We talked about this in our team meeting today, and @dcausse opened T245642 after our discussion. We also uncovered the difference between these two queries:

  • Barcelonnette - Villa du Parc du Mercantour -984 (12 results)
  • Barcelonnette - Villa du Parc du Mercantour -984.jpg (13 results, including the desired one)

We have another index of titles and the second query above (with .jpg) is an exact match (after parsing) of the title of the file, so it gets added into the mix. It doesn't score well enough to make it to the top of the list, but at least it is there.
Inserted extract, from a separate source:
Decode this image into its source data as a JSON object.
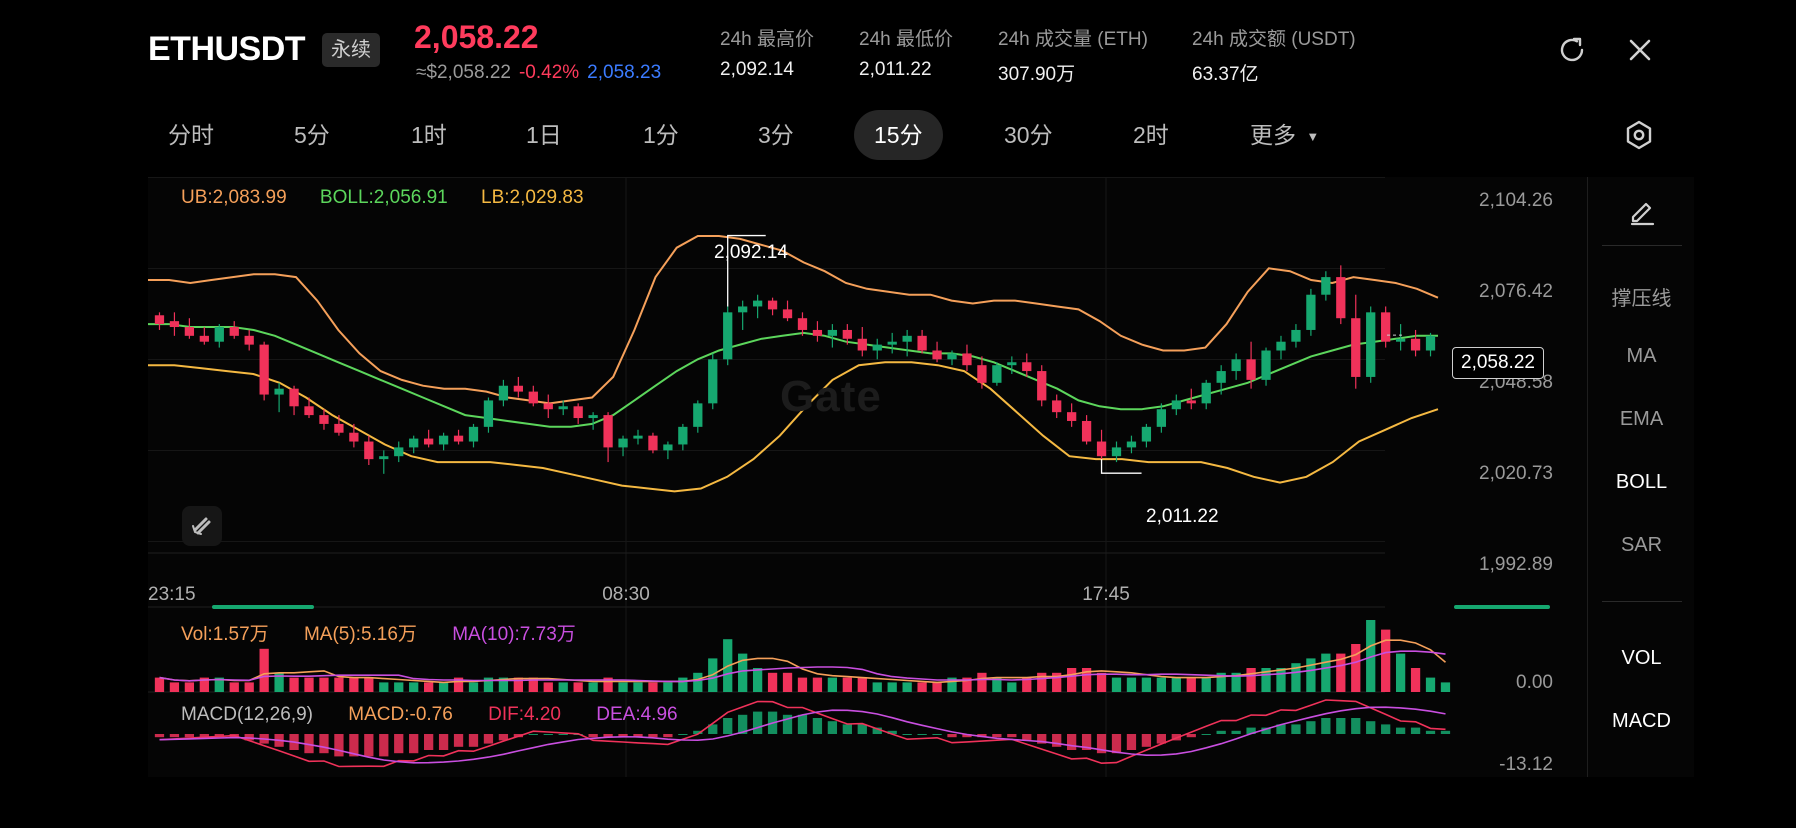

The current boosting of the near_match is 2, which was set a long time ago. Many changes have been made since then. Increasing the boost to 10 should improve the ranking of most title matches. It may not cover every possible case, but it should raise many of these to the #1 spot, and it should raise many others into the top 10 so that the P18 patch above can find them and elevate them the rest of the way. (That patch will still be very helpful in cases like the Eglise Notre Dame de l'Assomption searches above, since all of those files will appear identical to the near_match scoring.)

I'll also copy over some examples from here as test cases for T245642.

Thanks for following up on this. T245589#5896906 also describes how to combine file name prefix search and general search in a single request.

@Ayack The issue should now be fixed: can you try it from your side and let us know if you encounter further issues?